New rules for Realtors – Crackdown by Fintrac making it mandatory to identify their Buyers & Sellers


Friday, June 20th, 2008

Fiona Anderson
Sun

B.C. drug dealers and other criminals will have a tougher time disposing of their ill-gotten gains as new federal anti-money-laundering legislation cracks down on real estate purchases and currency exchange operations.

The new law, which will be in force Monday, also adds other rules aimed at hindering the disposal of large amounts of cash.

Realtors will have to take more steps to ensure they know who they are dealing with. They will also need to hang on to information identifying their clients for five years.

“We know organized crime buys houses and they buy houses on a regular basis,” said Ken Fraser, executive director of investigations with the Financial Institutions Commission of B.C.

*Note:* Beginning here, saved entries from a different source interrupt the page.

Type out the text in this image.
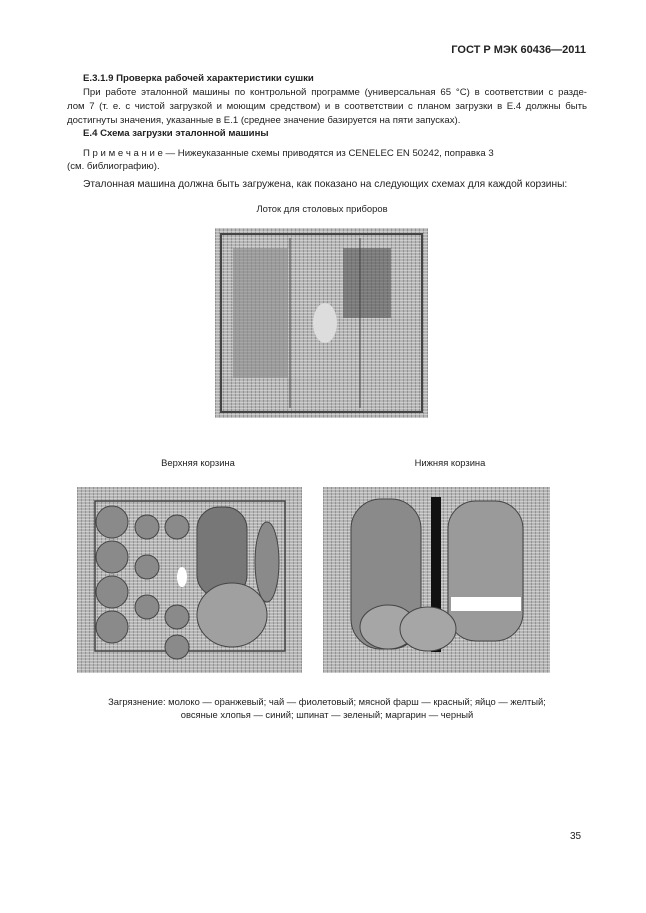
ГОСТ Р МЭК 60436—2011
Е.3.1.9 Проверка рабочей характеристики сушки
При работе эталонной машины по контрольной программе (универсальная 65 °С) в соответствии с разде-
лом 7 (т. е. с чистой загрузкой и моющим средством) и в соответствии с планом загрузки в Е.4 должны быть
достигнуты значения, указанные в Е.1 (среднее значение базируется на пяти запусках).
Е.4 Схема загрузки эталонной машины
П р и м е ч а н и е — Нижеуказанные схемы приводятся из CENELEC EN 50242, поправка 3
(см. библиографию).
Эталонная машина должна быть загружена, как показано на следующих схемах для каждой корзины:
Лоток для столовых приборов
Верхняя корзина	Нижняя корзина
Загрязнение: молоко — оранжевый; чай — фиолетовый; мясной фарш — красный; яйцо — желтый;
овсяные хлопья — синий; шпинат — зеленый; маргарин — черный
35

Some purchases are made to carry out more illegal activity, such as marijuana-growing operations and amphetamine labs, Fraser said. Others are aimed at laundering the money to turn proceeds of crime into a legitimate asset.

To date, those purchases have often been made using fake identification, Fraser said.

“It’s not that onerous to assume another identity and purchase property,” he said.

In many cases the person listed on the title doesn’t even know his name has been used, he added.

Under the new rules, realtors have “to ensure the person they are dealing with is the person whose ID is produced,” Fraser said.

Last November, police in B.C. froze $6 million worth of real estate they claim was owned by Yong Long Ye, the alleged mastermind behind a drug syndicate charged with importing thousands of kilograms of cocaine from the United States and supplying local methamphetamine and ecstasy labs with ingredients. At the time of Ye’s arrest, police declared they had “chopped the head off the snake.”

Most of the properties were not in Ye’s name, and police would not say how they had traced the homes back to Ye.

Under the new rules, tracing ownership should be easier, said Peter Lamey, a spokesman for the Financial Transactions and Reports Analysis Centre of Canada (FINTRAC), the organization that collects reports on suspicious transactions.

Real estate is especially vulnerable to money laundering, Lamey said. And requiring realtors to identify their clients will help deter that.

Currency exchanges and money transfer operations — but not cheque cashing companies — are also targeted in the new legislation. Starting Monday, money-services businesses will have to be registered with FINTRAC and will have to make sure that people depositing cash have a legitimate business to support the deposits, said Kim Marsh, managing director of the Vancouver office of IPSA International, Inc., a company that helps others comply with anti-money laundering legislation.

In the past, a person could deposit cash using fake ID and by saying he had a car wash, Marsh said. Now money-services businesses will have to be satisfied that the story, and the ID, are real.

The point is to prevent people from depositing large amounts of cash from crime, he said. And in B.C. that means money from drug trafficking and growing operations.

“Grow-ops generate huge amounts of cash,” Marsh said. “And [the criminals] have to get that cash into the system. If they can get it into an MSB [money-services business] who can get it into a bank account, they’re halfway there.”

Marsh advises companies to ask for lots of documents. A particularly useful one to request is a credit report “because that’s a hard thing to generate,” he said.

“If you don’t have a credit history that’s a huge red flag.”

People will complain, and some will ignore the law, Marsh said.

“And then we’ll be reading about them in the paper some time down the road.”

The new rules — which have been adopted to bring Canada in line with international standards set by the Financial Action Task Force created by the Group of Seven industrialized countries in the early 1990s — also now require companies to report attempted suspicious transactions in which an individual aborts a transaction that would otherwise have to be reported.